Mówił to z sarkazmem, jakby problem leżał wyłącznie po jej stronie. Anna słuchała w ciszy. Nie błagała, nie płakała, nie zatrzymywała. Puściła.
— Nie będziemy się dzielić. Mieszkanie moje, przedmałżeńskie, auto też. Psa tym bardziej ci nie oddam. Choć wzięliśmy go w trakcie, to moja ucieczka od rzeczywistości – dodała po chwili.
— choćby mi nim nie zawracaj głowy. Zabieraj. Ale mieszkanie i auto bym podzielił.
— Gdybyś dorzucał się do rat – przerwała Anna. – Także… przykro mi.
Marek próbował coś udowadniać, ale w końcu wyszedł. A ona została – z psem, Burkiem, i z pragnieniem zemsty.

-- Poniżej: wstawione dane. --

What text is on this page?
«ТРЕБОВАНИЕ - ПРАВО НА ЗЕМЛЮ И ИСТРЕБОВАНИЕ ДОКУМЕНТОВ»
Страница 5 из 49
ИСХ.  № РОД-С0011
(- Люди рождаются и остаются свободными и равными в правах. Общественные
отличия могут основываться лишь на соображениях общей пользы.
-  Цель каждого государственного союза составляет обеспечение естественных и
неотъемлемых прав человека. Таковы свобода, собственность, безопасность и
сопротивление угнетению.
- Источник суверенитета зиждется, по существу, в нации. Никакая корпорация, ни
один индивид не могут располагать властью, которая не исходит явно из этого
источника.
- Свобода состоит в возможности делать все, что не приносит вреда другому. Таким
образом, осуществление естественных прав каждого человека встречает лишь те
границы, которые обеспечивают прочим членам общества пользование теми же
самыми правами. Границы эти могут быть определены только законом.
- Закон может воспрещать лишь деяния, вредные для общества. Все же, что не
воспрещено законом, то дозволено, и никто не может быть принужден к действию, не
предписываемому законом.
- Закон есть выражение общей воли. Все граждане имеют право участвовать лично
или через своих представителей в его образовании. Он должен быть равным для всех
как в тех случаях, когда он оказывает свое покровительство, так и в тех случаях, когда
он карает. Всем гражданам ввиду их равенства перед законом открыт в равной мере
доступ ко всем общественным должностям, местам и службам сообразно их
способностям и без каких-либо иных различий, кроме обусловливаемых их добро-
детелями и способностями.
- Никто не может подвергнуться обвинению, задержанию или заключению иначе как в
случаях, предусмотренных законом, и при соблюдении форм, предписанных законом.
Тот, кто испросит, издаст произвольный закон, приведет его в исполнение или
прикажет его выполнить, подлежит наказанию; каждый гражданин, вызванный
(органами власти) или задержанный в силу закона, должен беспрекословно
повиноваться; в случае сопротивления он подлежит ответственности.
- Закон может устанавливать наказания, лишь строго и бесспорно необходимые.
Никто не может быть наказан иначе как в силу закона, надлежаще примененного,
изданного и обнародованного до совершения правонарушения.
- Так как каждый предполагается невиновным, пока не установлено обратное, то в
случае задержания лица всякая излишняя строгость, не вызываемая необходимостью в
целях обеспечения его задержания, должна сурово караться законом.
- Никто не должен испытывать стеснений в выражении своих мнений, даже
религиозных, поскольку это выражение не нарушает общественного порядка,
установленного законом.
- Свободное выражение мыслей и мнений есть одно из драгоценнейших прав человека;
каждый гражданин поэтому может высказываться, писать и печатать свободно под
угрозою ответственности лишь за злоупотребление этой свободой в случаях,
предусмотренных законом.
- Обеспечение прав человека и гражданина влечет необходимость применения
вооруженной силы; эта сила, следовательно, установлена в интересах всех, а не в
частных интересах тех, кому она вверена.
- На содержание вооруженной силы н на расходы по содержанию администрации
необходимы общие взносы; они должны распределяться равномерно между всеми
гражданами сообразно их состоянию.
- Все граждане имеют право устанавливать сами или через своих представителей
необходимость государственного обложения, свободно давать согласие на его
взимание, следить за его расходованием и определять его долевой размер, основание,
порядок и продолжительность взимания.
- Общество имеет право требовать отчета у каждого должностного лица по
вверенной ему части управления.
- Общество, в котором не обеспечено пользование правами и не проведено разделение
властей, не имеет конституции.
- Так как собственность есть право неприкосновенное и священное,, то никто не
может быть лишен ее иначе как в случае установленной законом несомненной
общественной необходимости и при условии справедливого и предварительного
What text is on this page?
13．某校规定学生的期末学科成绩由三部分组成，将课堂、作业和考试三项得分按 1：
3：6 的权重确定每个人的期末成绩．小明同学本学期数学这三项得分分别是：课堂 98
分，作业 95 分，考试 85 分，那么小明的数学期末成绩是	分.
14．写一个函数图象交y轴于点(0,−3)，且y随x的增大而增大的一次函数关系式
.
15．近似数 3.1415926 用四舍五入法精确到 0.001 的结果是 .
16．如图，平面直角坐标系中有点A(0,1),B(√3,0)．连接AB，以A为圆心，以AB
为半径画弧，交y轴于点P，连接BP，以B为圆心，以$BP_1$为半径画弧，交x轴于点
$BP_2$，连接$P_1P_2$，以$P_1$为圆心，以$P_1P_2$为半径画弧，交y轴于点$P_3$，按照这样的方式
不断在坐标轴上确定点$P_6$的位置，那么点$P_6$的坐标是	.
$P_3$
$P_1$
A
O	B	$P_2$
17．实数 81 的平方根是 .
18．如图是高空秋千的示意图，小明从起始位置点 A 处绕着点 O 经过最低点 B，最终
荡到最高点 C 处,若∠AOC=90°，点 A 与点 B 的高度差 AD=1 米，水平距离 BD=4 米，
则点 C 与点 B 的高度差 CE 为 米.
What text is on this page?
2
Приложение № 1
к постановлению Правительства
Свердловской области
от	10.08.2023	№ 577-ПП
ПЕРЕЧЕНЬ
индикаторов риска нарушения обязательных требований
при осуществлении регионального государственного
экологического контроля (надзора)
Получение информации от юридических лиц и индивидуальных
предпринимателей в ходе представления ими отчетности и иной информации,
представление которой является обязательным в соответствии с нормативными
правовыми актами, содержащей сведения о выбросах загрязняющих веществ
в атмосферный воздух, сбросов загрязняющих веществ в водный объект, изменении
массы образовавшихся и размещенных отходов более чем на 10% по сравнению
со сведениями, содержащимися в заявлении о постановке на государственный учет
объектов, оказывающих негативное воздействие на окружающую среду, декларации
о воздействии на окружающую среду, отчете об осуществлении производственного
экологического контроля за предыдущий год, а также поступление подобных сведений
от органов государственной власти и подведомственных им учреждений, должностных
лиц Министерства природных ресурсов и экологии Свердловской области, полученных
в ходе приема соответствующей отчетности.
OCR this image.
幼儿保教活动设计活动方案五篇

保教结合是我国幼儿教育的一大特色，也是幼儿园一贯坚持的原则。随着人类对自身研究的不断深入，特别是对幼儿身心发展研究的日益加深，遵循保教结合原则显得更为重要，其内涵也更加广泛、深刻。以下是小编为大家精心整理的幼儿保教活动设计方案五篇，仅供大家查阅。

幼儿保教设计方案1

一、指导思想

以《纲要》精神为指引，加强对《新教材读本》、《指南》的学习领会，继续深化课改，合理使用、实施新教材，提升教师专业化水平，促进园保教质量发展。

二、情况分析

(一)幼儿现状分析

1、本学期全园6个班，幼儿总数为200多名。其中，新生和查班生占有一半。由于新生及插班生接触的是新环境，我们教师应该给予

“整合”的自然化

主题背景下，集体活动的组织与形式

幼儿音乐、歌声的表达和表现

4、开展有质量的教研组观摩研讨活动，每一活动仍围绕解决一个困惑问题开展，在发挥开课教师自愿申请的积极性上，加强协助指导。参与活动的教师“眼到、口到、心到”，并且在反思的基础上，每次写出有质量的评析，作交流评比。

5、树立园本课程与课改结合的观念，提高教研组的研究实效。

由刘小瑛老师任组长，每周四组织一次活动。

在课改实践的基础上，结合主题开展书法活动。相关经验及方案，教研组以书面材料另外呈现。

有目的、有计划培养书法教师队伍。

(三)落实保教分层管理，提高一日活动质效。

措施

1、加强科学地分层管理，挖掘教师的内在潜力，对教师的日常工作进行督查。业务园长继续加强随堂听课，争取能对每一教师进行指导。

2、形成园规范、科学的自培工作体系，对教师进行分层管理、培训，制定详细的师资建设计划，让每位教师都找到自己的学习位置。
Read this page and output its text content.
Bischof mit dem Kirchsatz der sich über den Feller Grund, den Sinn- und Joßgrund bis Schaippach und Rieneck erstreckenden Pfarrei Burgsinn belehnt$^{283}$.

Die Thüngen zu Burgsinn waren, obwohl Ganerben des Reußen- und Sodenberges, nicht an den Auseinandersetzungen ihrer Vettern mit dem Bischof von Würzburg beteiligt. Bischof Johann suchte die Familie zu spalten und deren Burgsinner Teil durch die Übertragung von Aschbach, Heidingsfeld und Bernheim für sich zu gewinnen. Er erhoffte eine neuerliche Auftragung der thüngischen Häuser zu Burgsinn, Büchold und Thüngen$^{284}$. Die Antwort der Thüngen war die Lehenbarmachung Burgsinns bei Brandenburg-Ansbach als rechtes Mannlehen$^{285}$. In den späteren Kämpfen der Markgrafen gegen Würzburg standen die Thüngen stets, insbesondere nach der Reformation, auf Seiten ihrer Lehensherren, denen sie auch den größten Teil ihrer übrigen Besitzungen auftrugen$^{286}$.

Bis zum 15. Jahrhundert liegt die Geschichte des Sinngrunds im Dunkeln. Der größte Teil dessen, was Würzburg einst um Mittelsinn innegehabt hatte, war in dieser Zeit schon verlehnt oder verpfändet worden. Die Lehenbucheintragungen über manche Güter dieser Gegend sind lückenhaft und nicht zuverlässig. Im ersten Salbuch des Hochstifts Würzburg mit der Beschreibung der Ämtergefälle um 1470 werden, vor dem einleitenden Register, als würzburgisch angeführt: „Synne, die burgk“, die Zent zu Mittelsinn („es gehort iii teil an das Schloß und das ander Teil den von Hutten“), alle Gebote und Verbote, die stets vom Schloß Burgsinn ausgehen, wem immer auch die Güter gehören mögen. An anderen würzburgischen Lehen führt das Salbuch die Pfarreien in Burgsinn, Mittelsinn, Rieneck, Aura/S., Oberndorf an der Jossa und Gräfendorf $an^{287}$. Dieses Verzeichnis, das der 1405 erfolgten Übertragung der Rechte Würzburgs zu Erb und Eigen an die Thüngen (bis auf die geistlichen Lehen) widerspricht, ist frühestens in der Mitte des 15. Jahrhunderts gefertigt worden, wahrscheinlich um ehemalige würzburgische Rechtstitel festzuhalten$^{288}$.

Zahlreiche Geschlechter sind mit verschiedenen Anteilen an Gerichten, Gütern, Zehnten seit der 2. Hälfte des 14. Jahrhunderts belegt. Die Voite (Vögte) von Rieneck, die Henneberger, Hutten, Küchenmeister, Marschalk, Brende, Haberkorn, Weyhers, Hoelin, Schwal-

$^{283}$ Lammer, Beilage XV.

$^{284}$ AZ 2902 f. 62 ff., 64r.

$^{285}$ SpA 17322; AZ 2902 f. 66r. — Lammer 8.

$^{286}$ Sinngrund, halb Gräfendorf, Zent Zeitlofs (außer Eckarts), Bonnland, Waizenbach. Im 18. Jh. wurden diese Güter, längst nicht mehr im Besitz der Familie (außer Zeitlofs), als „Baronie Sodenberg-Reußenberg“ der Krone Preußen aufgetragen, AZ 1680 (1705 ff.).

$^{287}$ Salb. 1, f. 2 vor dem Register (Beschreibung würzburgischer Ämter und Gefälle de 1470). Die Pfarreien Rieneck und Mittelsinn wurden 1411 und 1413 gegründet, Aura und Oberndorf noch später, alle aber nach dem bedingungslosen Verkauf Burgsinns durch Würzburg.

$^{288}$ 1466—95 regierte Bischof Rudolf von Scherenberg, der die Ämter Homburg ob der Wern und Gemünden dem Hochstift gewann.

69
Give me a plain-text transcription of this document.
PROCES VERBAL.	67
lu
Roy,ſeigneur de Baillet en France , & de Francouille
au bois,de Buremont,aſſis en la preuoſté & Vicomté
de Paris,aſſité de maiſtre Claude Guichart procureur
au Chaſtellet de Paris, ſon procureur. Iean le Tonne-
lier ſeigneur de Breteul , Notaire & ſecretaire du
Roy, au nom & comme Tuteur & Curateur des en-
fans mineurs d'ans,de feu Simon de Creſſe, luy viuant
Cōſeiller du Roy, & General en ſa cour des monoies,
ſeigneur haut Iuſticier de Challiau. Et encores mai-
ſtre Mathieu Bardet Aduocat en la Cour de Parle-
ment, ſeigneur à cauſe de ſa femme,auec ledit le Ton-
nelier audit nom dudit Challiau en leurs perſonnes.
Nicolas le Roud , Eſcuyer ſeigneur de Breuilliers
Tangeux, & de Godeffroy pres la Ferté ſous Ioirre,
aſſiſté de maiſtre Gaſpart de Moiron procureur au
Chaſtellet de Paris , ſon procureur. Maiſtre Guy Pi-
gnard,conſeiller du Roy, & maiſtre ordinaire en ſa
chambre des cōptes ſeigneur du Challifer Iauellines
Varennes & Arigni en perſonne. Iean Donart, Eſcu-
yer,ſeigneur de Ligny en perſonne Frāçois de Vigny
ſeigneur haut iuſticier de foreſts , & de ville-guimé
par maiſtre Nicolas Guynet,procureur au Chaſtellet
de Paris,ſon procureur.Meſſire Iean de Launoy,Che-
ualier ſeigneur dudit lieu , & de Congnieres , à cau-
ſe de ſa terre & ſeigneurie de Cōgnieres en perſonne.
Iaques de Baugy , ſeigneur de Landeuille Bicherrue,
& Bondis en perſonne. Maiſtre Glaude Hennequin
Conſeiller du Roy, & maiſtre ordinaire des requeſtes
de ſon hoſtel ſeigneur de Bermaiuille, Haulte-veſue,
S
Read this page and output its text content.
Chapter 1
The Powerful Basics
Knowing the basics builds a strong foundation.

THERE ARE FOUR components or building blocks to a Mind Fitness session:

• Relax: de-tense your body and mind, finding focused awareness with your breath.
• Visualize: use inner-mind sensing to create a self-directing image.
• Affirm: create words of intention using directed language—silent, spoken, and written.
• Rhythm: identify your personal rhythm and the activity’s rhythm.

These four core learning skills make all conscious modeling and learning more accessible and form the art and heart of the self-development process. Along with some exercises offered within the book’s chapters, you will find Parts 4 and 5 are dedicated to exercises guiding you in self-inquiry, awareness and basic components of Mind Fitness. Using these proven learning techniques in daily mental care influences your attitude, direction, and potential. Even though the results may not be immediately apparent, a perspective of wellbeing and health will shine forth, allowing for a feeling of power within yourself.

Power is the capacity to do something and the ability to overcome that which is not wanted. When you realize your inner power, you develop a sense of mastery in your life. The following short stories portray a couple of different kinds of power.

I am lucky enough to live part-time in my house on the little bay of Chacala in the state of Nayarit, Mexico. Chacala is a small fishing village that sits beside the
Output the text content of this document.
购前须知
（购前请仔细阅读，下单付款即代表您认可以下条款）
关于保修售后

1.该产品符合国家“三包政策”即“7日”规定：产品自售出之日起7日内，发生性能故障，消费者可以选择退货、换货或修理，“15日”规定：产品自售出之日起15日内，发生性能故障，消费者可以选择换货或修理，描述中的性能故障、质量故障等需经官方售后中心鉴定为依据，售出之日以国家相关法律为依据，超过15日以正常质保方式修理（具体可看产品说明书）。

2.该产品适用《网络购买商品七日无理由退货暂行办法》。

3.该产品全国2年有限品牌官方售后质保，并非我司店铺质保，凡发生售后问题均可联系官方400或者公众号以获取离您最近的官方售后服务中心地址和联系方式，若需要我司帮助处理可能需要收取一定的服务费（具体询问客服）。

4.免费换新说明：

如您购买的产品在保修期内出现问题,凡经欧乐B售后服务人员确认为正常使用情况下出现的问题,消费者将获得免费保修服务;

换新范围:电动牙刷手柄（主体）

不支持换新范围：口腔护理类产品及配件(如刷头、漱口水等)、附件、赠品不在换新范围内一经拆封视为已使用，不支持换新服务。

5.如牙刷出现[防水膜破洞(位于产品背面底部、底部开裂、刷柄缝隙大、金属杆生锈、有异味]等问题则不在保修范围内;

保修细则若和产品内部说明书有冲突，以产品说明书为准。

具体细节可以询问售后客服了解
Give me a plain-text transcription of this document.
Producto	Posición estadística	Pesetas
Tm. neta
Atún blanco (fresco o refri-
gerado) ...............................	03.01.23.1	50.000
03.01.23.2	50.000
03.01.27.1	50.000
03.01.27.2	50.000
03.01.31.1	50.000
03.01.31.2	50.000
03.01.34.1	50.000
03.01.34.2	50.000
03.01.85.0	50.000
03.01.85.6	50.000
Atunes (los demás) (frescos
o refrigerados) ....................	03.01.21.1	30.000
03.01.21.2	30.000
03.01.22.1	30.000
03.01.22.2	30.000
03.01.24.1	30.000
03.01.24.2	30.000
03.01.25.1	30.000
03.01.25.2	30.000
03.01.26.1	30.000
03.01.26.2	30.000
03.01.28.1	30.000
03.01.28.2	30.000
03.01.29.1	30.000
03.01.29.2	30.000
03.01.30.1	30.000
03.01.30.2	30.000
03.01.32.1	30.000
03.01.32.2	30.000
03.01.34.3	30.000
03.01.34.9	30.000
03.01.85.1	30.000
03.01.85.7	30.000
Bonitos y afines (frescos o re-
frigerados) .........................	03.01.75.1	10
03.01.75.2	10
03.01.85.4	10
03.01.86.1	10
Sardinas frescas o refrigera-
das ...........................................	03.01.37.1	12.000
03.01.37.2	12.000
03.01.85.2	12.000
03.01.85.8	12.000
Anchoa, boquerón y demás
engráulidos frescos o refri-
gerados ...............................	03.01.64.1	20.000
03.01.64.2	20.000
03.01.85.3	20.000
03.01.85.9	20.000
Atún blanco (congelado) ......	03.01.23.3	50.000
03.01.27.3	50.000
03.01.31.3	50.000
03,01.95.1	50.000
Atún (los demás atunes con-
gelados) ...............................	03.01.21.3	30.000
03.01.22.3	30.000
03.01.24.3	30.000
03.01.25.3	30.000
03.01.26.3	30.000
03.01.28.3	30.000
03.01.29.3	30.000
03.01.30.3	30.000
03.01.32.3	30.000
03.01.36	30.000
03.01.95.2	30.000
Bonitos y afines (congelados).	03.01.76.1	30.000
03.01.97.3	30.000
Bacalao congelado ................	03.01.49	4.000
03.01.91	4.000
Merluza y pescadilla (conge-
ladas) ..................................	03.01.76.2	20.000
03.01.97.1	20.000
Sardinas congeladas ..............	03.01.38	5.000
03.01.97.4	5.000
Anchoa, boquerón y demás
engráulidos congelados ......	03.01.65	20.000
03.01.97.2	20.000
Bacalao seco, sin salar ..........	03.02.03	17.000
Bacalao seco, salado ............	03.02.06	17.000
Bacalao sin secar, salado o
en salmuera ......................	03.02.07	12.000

Za wszystko.
Anna ciężko znosiła zdradę.
— Chyba nigdy już nikomu nie zaufam – zwierzała się przyjaciółce.
— Nie rozumiem, jak mogłaś go tak po prostu wypuścić. Trzeba go było nauczyć rozumu.
— Jak?
— Przytrzymać, a potem rzucić.
Anna tylko wzruszyła ramionami.
— Zemszczę się. Zemsta to danie, które podaje się na zimno. Poczekaj, niedługo się pojawi.
— Dlaczego tak myślisz?
— Bo byliście razem siedem lat, a ta Kasia to tylko przelotna fascynacja z siłowni. I to młodsza o piętnaście lat. Marek gwałtownie zrozumie, co stracił.
I tak się stało.
Minęły niecałe trzy miesiące, a Marek wrócił.
— Jesteś w domu? Akurat przejeżdżam, muszę wpaść.
— Po co?
— Zostawiłem u ciebie ulubiony parasol. Jesień za oknem, przyda się.
— No to weź… – Anna nie protestowała, pozwalała byłemu przeglądać szafy w poszukiwaniu zapomnianych drobiazgów. Patrzyła, jak się męczy. Miała wrażenie, iż szuka pretekstu, by wpaść.
Kiedy wyniósł ostatni gwóźdź, znalazł nowy powód:
— Anka, przyjdę. Czekaj.
— Coś jeszcze zapomniałeś? – zdziwiła się, zacierając ręce z satysfakcją, iż słowa przyjaciółki się sprawdzają.
— Stęskniłem się za Burkiem. Pewnie on też za mną.
— Burek? Za tobą? Chyba żartujesz! Myślisz, iż psy i kobiety czekają na tych, którzy je zdradzili?
— I tak przyjdę. Kasia zamknęła drzwi na klucz, którego nie mam, i pojechała na zlot fitness. Muszę gdzieś przenocować.
— Idź do hotelu.
— Ale… mogę chociaż zjeść kolację?
— Dobrze – uległa Anna.
Marek przyszedł.
— Twoja ziemniaczana z grzybami… Dałbym za nią duszę! – zachwycał się, pochłaniając danie byłej żony. – U Kasi wszystko jakieś… mdłe. Wiecznie na diecie. Poprosiłem o placki ziemniaczane, a tu krzyk! Mówi, iż jestem gruby…
Anna wybuchn– No i dobrze, iż jesteś gruby – odparła Anna, patrząc, jak Marek odchodzi, a w sercu czuła już tylko ulgę, iż to koniec.